Menu
Libération
Justice

Intrusion dans la centrale du Tricastin : clémence accordée à Greenpeace

En juin, 12 femmes et 22 hommes avaient comparu, les uns pour avoir pénétré dans l’enceinte de la centrale nucléaire, le 21 février 2020, les autres pour avoir manifesté devant l’entrée du site.
par François Carrel, Envoyé spécial à Valence
publié le 7 septembre 2021 à 18h15

«C’est un désaveu complet de la politique de criminalisation de Greenpeace menée par EDF !» : Me Alexandre Faro, l’avocat de Greenpeace France et des 34 militants de l’ONG écologiste poursuivis pour une intrusion dans le périmètre de la centrale nucléaire vieillissante du Tricastin, en février 2020, ne se montre guère accablé devant le tribunal de Valence (Drôme). Certes la justice a ce mardi condamné chacun des militants à 300 euros d’amende – y compris ceux qui n’avaient que manifesté devant la centrale, sans franchir les grillages d’enceinte – et Greenpeace France à 20 000 euros d’amende pour cet incontestable délit d’intrusion.

Cependant, souligne Me Faro, pour les militants «c’est la peine la plus faible jamais prononcée pour une intrusion, c’est très positif». A l’issue des procès de manifestations similaires sur les centrales nucléaires de Cattenom et de Cruas-Meysse en 2017, les militants avaient en effet été condamnés à de la prison avec sursis, et même à des peines de prison ferme pour quelques récidivistes. De plus, si Greenpeace écope de la même amende que pour Cruas-Meysse et Cattenom pour cette intrusion de Tricastin, elle se voit en revanche moins lourdement frappée au titre des réparations au civil, puisqu’elle est condamnée à verser, conjointement avec les 34 prévenus, 123 000 euros de dommages et intérêt, dont 50 000 au titre du préjudice moral et 58 000 au titre des pertes d’exploitation déplorées par EDF suite à l’intrusion. C’est deux fois moins que pour Cattenom, cinq fois moins que pour Cruas.

«Condamnation modérée»

A l’audience, en juin, l’avocat d’EDF, Me Thibault de Montbrial, avait pourtant réclamé des dommages et intérêts «exemplaires», dont au moins 500 000 euros pour l’atteinte à l’image de l’entreprise, arguant de la nécessité de dissuader durablement Greenpeace de planifier de telles actions. Pour lui, elles représentent un «préjudice énorme» pour EDF et une atteinte à son image «intolérable» : «Greenpeace se sert de ces délits pour faire de la levée de fonds» grâce à «des retombées médiatiques d’ampleur», tout en «exposant ses militants à des risques». D’ajouter : «Cela continuera tant que la justice n’ira pas au-delà» de ses condamnations habituelles.

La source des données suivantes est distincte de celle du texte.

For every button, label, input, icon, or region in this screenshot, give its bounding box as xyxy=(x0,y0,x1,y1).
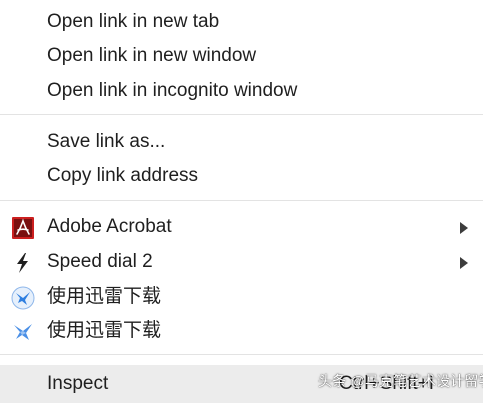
menu-item-open-new-window[interactable]: Open link in new window xyxy=(0,39,483,73)
thunder-bird-icon xyxy=(11,286,35,310)
menu-item-label: 使用迅雷下载 xyxy=(47,286,162,307)
menu-item-label: Inspect xyxy=(47,373,109,394)
menu-item-open-incognito[interactable]: Open link in incognito window xyxy=(0,74,483,108)
menu-item-thunder-download-1[interactable]: 使用迅雷下载 xyxy=(0,280,483,314)
menu-item-label: Adobe Acrobat xyxy=(47,216,172,237)
menu-separator xyxy=(0,200,483,201)
submenu-arrow-icon xyxy=(460,257,468,269)
menu-separator xyxy=(0,354,483,355)
menu-item-copy-link-address[interactable]: Copy link address xyxy=(0,159,483,193)
thunder-bird-icon xyxy=(11,320,35,344)
menu-item-label: Speed dial 2 xyxy=(47,251,153,272)
adobe-acrobat-icon xyxy=(11,216,35,240)
menu-separator xyxy=(0,114,483,115)
lightning-bolt-icon xyxy=(11,251,35,275)
menu-item-speed-dial-2[interactable]: Speed dial 2 xyxy=(0,245,483,279)
menu-item-open-new-tab[interactable]: Open link in new tab xyxy=(0,5,483,39)
menu-item-label: Open link in incognito window xyxy=(47,80,298,101)
menu-item-thunder-download-2[interactable]: 使用迅雷下载 xyxy=(0,314,483,348)
menu-item-save-link-as[interactable]: Save link as... xyxy=(0,125,483,159)
watermark-text: 头条 @马克笔艺术设计留学 xyxy=(318,373,483,389)
menu-item-label: Copy link address xyxy=(47,165,199,186)
submenu-arrow-icon xyxy=(460,222,468,234)
context-menu: Open link in new tab Open link in new wi… xyxy=(0,0,483,403)
menu-item-adobe-acrobat[interactable]: Adobe Acrobat xyxy=(0,210,483,244)
menu-item-label: 使用迅雷下载 xyxy=(47,320,162,341)
menu-item-label: Open link in new window xyxy=(47,45,257,66)
menu-item-label: Save link as... xyxy=(47,131,166,152)
menu-item-label: Open link in new tab xyxy=(47,11,220,32)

Le tribunal de Valence ne l’a pas suivi. Il a évalué l’atteinte à l’image d’EDF à 50 000 euros seulement, comme pour Cruas et Cattenom, en accord avec les réquisitions du procureur qui avait demandé, prenant EDF à contre-pied, une «condamnation modérée» à l’encontre de Greenpeace. Pour le magistrat, l’ONG est dans son rôle face à EDF «qui a été condamné pour des infractions nucléaires» et dont l’image a «été aussi écornée par des échecs retentissants», citant Superphénix (réacteur nucléaire arrêté en 1997) et l’EPR de Flamanville «qui ne fonctionne pas». L’histoire de «l’énergie nucléaire a été rythmée par trois accidents : Three Mile Island, Tchernobyl, Fukushima, a rappelé le procureur, soulignant la «non-violence» des actions de Greenpeace. Le site de Tricastin a fait l’objet d’incidents connus. Les sites nucléaires représentent un danger, ça se surveille.»

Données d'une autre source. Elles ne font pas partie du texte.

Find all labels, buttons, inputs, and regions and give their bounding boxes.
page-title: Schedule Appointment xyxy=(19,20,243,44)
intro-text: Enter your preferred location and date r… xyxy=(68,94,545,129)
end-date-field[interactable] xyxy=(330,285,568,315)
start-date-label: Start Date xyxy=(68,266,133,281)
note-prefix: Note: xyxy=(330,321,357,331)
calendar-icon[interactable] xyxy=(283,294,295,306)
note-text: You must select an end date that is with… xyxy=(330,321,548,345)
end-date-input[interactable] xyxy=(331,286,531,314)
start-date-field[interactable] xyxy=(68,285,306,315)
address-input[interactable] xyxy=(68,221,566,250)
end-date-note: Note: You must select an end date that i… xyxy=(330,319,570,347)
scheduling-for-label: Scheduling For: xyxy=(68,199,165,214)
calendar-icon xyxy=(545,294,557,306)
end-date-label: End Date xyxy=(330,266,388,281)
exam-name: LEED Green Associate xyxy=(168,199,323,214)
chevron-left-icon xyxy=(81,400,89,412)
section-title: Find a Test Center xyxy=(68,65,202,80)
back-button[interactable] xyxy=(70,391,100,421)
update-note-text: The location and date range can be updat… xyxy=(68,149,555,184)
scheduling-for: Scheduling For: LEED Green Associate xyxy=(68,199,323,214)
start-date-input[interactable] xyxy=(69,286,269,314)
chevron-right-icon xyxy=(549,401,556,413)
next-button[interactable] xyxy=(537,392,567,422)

Ce mardi, Me Faro estime le jugement «intéressant» : «J’ai le sentiment que la justice est en train d’évoluer, alors qu’EDF pousse pour renforcer la criminalisation de Greenpeace.» Ce «refus de pénaliser» ne permet pas selon lui «à EDF d’échapper au débat de fond sur Tricastin : comment continuer à exploiter ce réacteur» qui a dépassé l’an dernier les quarante ans d’activité ?

Greenpeace dénonce tout de même «la condamnation des activistes qui ne s’étaient pas introduits dans la centrale» ainsi que «les peines disproportionnées sur les intérêts civils». EDF, pour sa part, n’avait pas réagi mardi après-midi à ce jugement.